MAINTENANCE MEDICATION - 338.202
This act provides that a pharmacist may dispense varying quantities of maintenance medication per fill up to the total number of dosage units as authorized by the prescriber, unless the prescriber has specified that dispensing a prescription for maintenance medication in an initial amount is medically necessary. When the dispensing of the maintenance medication is based on refills then the pharmacist shall dispense no more than a 90 day supply and the patient must have already been prescribed the medication for 3 months.
This provision is similar to HB 2406 (2016) and identical to provisions contained in SS/SCS/HB 1816 (2016), CCS #2/HCS/SS/SB 608 (2016), HCS/SB 831 (2016), HCS/SB 864 (2016), and CCS/HCS/SS/SCS/SB 865 (2016), and similar to provisions in SCS/HB 1682 (2016).
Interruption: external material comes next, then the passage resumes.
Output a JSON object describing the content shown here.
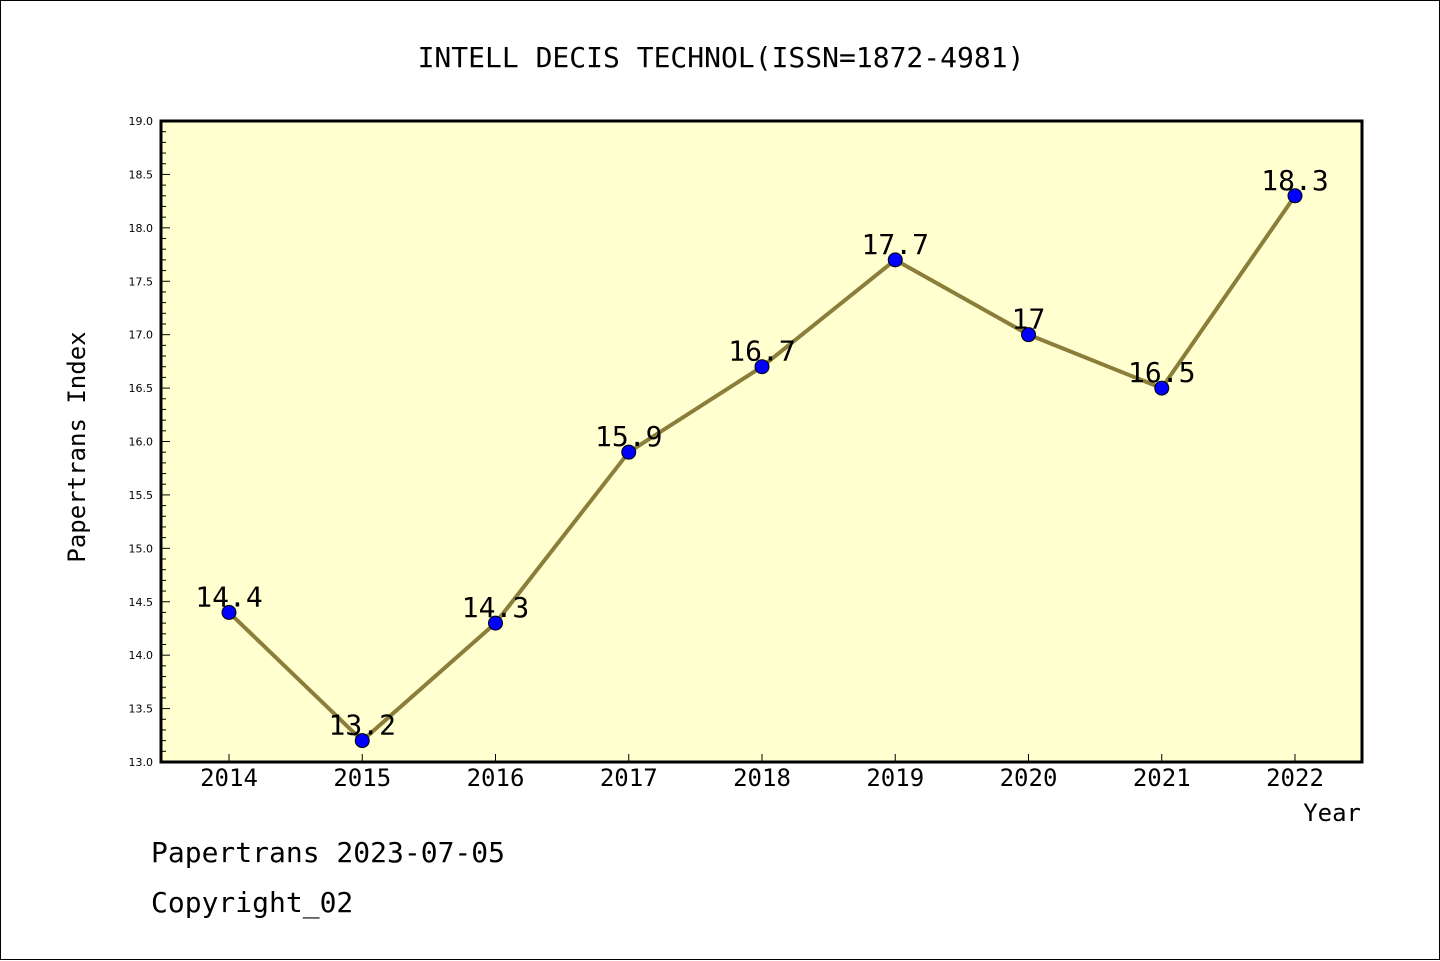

EARLY REFILLS OF PRESCRIPTION EYE DROPS - 376.1237
The act extends the sunset provision for coverage of early refills of prescription eye drops from January 1, 2017, to January 1, 2020.
This provision is identical to provisions contained in SS/SCS/HB 1816 (2016), CCS #2/HCS/SS/SB 608 (2016), HCS/SB 831 (2016), CCS/HCS/SS/SCS/SB 865 (2016), SCS/HB 1682 (2016), HB 1852 (2016), CCS/HCS/SB 635 (2016), and SB 868 (2016).